The latest turn in the unending face off—the city is attempting to buy Mr. Sitt’s land, though the two sides are far apart in their prices—came as Mr. Sitt enlisted a string of consultants to question the economic feasibility of the city’s plan at a City Council hearing on Wednesday, at the same time that the city made a new offer of $105 million for his land. That’s down from $110 million, an offer made last fall during negotiations that fell apart.

At the hearing, consultants for Mr. Sitt raised a series of objections to the city’s planned rezoning, characterizing it as unrealistic and financially unfeasible. (The city wants to buy the land in the amusement district just north of the beach and bid it out to a developer that would build hotels, retail, and indoor and outdoor rides to create a year-round destination.)

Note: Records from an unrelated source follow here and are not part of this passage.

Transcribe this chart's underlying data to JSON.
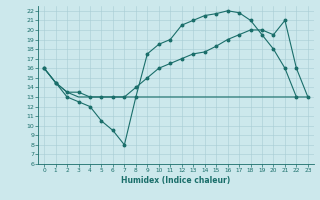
{
  "title": "",
  "xlabel": "Humidex (Indice chaleur)",
  "ylabel": "",
  "bg_color": "#cce8ec",
  "line_color": "#1a6e6a",
  "grid_color": "#a8cdd4",
  "ylim": [
    6,
    22.5
  ],
  "xlim": [
    -0.5,
    23.5
  ],
  "yticks": [
    6,
    7,
    8,
    9,
    10,
    11,
    12,
    13,
    14,
    15,
    16,
    17,
    18,
    19,
    20,
    21,
    22
  ],
  "xticks": [
    0,
    1,
    2,
    3,
    4,
    5,
    6,
    7,
    8,
    9,
    10,
    11,
    12,
    13,
    14,
    15,
    16,
    17,
    18,
    19,
    20,
    21,
    22,
    23
  ],
  "line1_x": [
    0,
    1,
    2,
    3,
    4,
    5,
    6,
    7,
    8,
    9,
    10,
    11,
    12,
    13,
    14,
    15,
    16,
    17,
    18,
    19,
    20,
    21,
    22
  ],
  "line1_y": [
    16,
    14.5,
    13,
    12.5,
    12,
    10.5,
    9.5,
    8.0,
    13,
    17.5,
    18.5,
    19,
    20.5,
    21,
    21.5,
    21.7,
    22,
    21.8,
    21,
    19.5,
    18,
    16,
    13
  ],
  "line2_x": [
    0,
    1,
    2,
    3,
    4,
    5,
    6,
    7,
    8,
    9,
    10,
    11,
    12,
    13,
    14,
    15,
    16,
    17,
    18,
    19,
    20,
    21,
    22,
    23
  ],
  "line2_y": [
    16,
    14.5,
    13.5,
    13,
    13,
    13,
    13,
    13,
    13,
    13,
    13,
    13,
    13,
    13,
    13,
    13,
    13,
    13,
    13,
    13,
    13,
    13,
    13,
    13
  ],
  "line3_x": [
    0,
    1,
    2,
    3,
    4,
    5,
    6,
    7,
    8,
    9,
    10,
    11,
    12,
    13,
    14,
    15,
    16,
    17,
    18,
    19,
    20,
    21,
    22,
    23
  ],
  "line3_y": [
    16,
    14.5,
    13.5,
    13.5,
    13,
    13,
    13,
    13,
    14,
    15,
    16,
    16.5,
    17,
    17.5,
    17.7,
    18.3,
    19,
    19.5,
    20,
    20,
    19.5,
    21,
    16,
    13
  ]
}
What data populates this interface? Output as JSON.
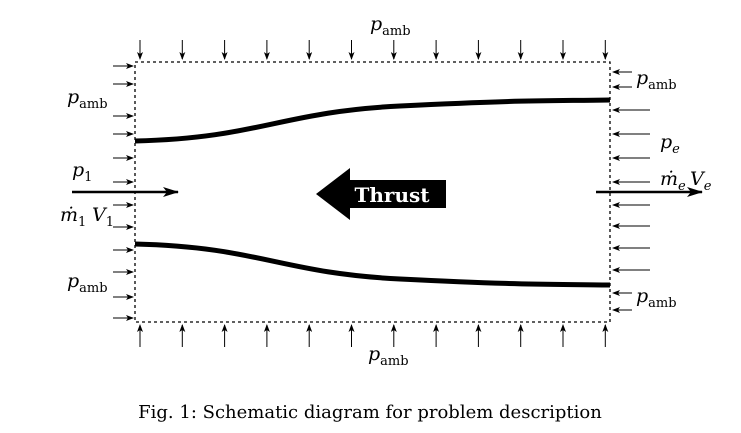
{
  "diagram": {
    "labels": [
      {
        "symbol": "p",
        "sub": "amb"
      },
      {
        "symbol": "p",
        "sub": "amb"
      },
      {
        "symbol": "p",
        "sub": "1"
      },
      {
        "symbol": "p",
        "sub": "amb"
      },
      {
        "symbol": "p",
        "sub": "amb"
      },
      {
        "symbol": "p",
        "sub": "amb"
      },
      {
        "symbol": "p",
        "sub": "e"
      },
      {
        "symbol": "p",
        "sub": "amb"
      }
    ],
    "inlet_flux": [
      {
        "symbol": "ṁ",
        "sub": "1"
      },
      {
        "symbol": "V",
        "sub": "1"
      }
    ],
    "exit_flux": [
      {
        "symbol": "ṁ",
        "sub": "e"
      },
      {
        "symbol": "V",
        "sub": "e"
      }
    ],
    "thrust": "Thrust",
    "caption": "Fig. 1: Schematic diagram for problem description"
  }
}
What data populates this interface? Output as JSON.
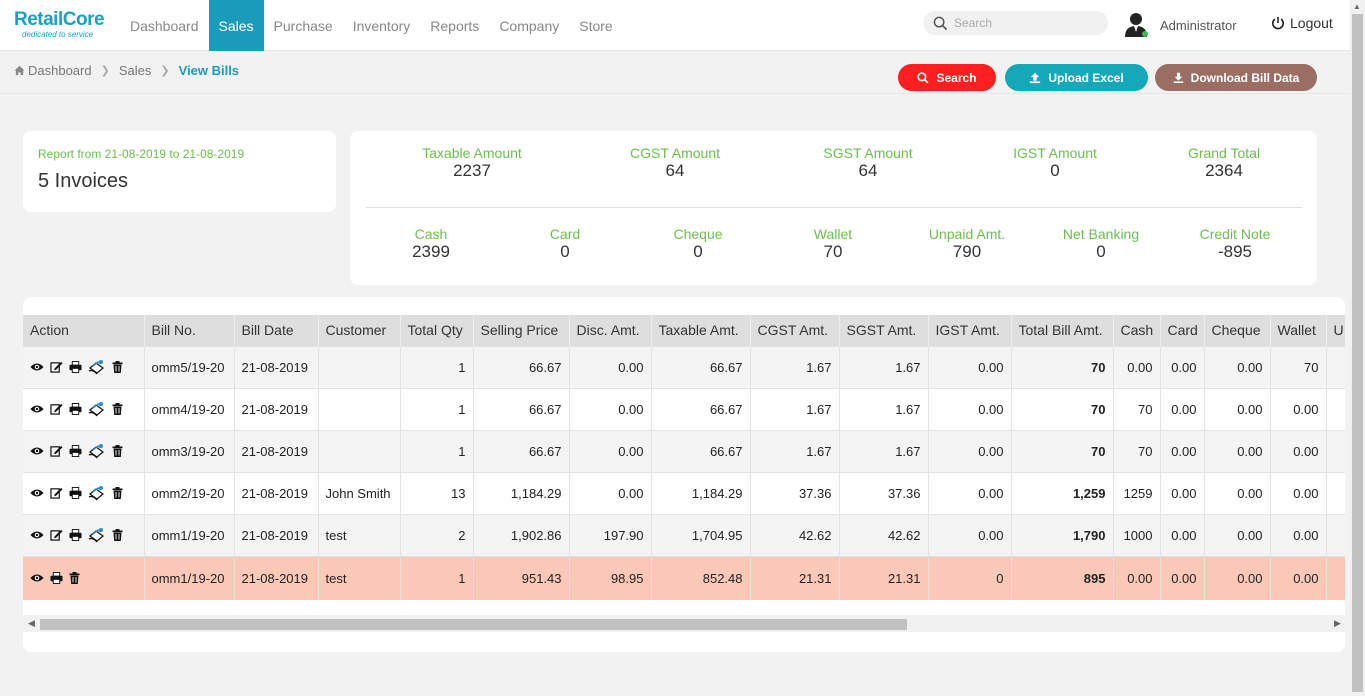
{
  "brand": {
    "name": "RetailCore",
    "tagline": "dedicated to service"
  },
  "nav": [
    {
      "label": "Dashboard",
      "active": false
    },
    {
      "label": "Sales",
      "active": true
    },
    {
      "label": "Purchase",
      "active": false
    },
    {
      "label": "Inventory",
      "active": false
    },
    {
      "label": "Reports",
      "active": false
    },
    {
      "label": "Company",
      "active": false
    },
    {
      "label": "Store",
      "active": false
    }
  ],
  "header": {
    "search_placeholder": "Search",
    "user": "Administrator",
    "logout": "Logout"
  },
  "breadcrumb": {
    "home": "Dashboard",
    "section": "Sales",
    "current": "View Bills"
  },
  "actions": {
    "search": "Search",
    "upload": "Upload Excel",
    "download": "Download Bill Data"
  },
  "report": {
    "range": "Report from 21-08-2019 to 21-08-2019",
    "count": "5 Invoices"
  },
  "stats_top": [
    {
      "label": "Taxable Amount",
      "value": "2237"
    },
    {
      "label": "CGST Amount",
      "value": "64"
    },
    {
      "label": "SGST Amount",
      "value": "64"
    },
    {
      "label": "IGST Amount",
      "value": "0"
    },
    {
      "label": "Grand Total",
      "value": "2364"
    }
  ],
  "stats_bottom": [
    {
      "label": "Cash",
      "value": "2399"
    },
    {
      "label": "Card",
      "value": "0"
    },
    {
      "label": "Cheque",
      "value": "0"
    },
    {
      "label": "Wallet",
      "value": "70"
    },
    {
      "label": "Unpaid Amt.",
      "value": "790"
    },
    {
      "label": "Net Banking",
      "value": "0"
    },
    {
      "label": "Credit Note",
      "value": "-895"
    }
  ],
  "table": {
    "columns": [
      "Action",
      "Bill No.",
      "Bill Date",
      "Customer",
      "Total Qty",
      "Selling Price",
      "Disc. Amt.",
      "Taxable Amt.",
      "CGST Amt.",
      "SGST Amt.",
      "IGST Amt.",
      "Total Bill Amt.",
      "Cash",
      "Card",
      "Cheque",
      "Wallet",
      "U"
    ],
    "rows": [
      {
        "bill_no": "omm5/19-20",
        "date": "21-08-2019",
        "customer": "",
        "qty": "1",
        "price": "66.67",
        "disc": "0.00",
        "taxable": "66.67",
        "cgst": "1.67",
        "sgst": "1.67",
        "igst": "0.00",
        "total": "70",
        "cash": "0.00",
        "card": "0.00",
        "cheque": "0.00",
        "wallet": "70",
        "highlight": false,
        "full_actions": true
      },
      {
        "bill_no": "omm4/19-20",
        "date": "21-08-2019",
        "customer": "",
        "qty": "1",
        "price": "66.67",
        "disc": "0.00",
        "taxable": "66.67",
        "cgst": "1.67",
        "sgst": "1.67",
        "igst": "0.00",
        "total": "70",
        "cash": "70",
        "card": "0.00",
        "cheque": "0.00",
        "wallet": "0.00",
        "highlight": false,
        "full_actions": true
      },
      {
        "bill_no": "omm3/19-20",
        "date": "21-08-2019",
        "customer": "",
        "qty": "1",
        "price": "66.67",
        "disc": "0.00",
        "taxable": "66.67",
        "cgst": "1.67",
        "sgst": "1.67",
        "igst": "0.00",
        "total": "70",
        "cash": "70",
        "card": "0.00",
        "cheque": "0.00",
        "wallet": "0.00",
        "highlight": false,
        "full_actions": true
      },
      {
        "bill_no": "omm2/19-20",
        "date": "21-08-2019",
        "customer": "John Smith",
        "qty": "13",
        "price": "1,184.29",
        "disc": "0.00",
        "taxable": "1,184.29",
        "cgst": "37.36",
        "sgst": "37.36",
        "igst": "0.00",
        "total": "1,259",
        "cash": "1259",
        "card": "0.00",
        "cheque": "0.00",
        "wallet": "0.00",
        "highlight": false,
        "full_actions": true
      },
      {
        "bill_no": "omm1/19-20",
        "date": "21-08-2019",
        "customer": "test",
        "qty": "2",
        "price": "1,902.86",
        "disc": "197.90",
        "taxable": "1,704.95",
        "cgst": "42.62",
        "sgst": "42.62",
        "igst": "0.00",
        "total": "1,790",
        "cash": "1000",
        "card": "0.00",
        "cheque": "0.00",
        "wallet": "0.00",
        "highlight": false,
        "full_actions": true
      },
      {
        "bill_no": "omm1/19-20",
        "date": "21-08-2019",
        "customer": "test",
        "qty": "1",
        "price": "951.43",
        "disc": "98.95",
        "taxable": "852.48",
        "cgst": "21.31",
        "sgst": "21.31",
        "igst": "0",
        "total": "895",
        "cash": "0.00",
        "card": "0.00",
        "cheque": "0.00",
        "wallet": "0.00",
        "highlight": true,
        "full_actions": false
      }
    ]
  },
  "colors": {
    "accent": "#1a9bb9",
    "green_label": "#6abf4b",
    "search_btn": "#ff1f1f",
    "upload_btn": "#15a8b9",
    "download_btn": "#9a6e62",
    "highlight_row": "#fcc9b9"
  }
}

“The mistake in the city’s plan is fundamental urban planning,” Jeff Lococo, an amusement consultant, said in prepared testimony. Under the proposed plan, he said in the testimony, “the entire redevelopment district will become seasonal in nature and thus cannot economically sustain itself.”

City officials have said their plan seeks to strike a balance between the current setup—where vacant lots dominate the area—and a zoning that would allow for residential, which would clearly be financially viable, but would weaken the amusement focus of the district.

While the Bloomberg administration does not need to remove Mr. Sitt in order to rezone the area, without his cooperation, it’s hard to see how the amusement area would undergo the revitalization the city envisions.  

Of course, it’s still early in the game. The Bloomberg administration is in the midst of the public approval process for its planned rezoning, and any deals struck traditionally happen at the end of that process. The City Council is slated to vote on the administration’s plan this summer.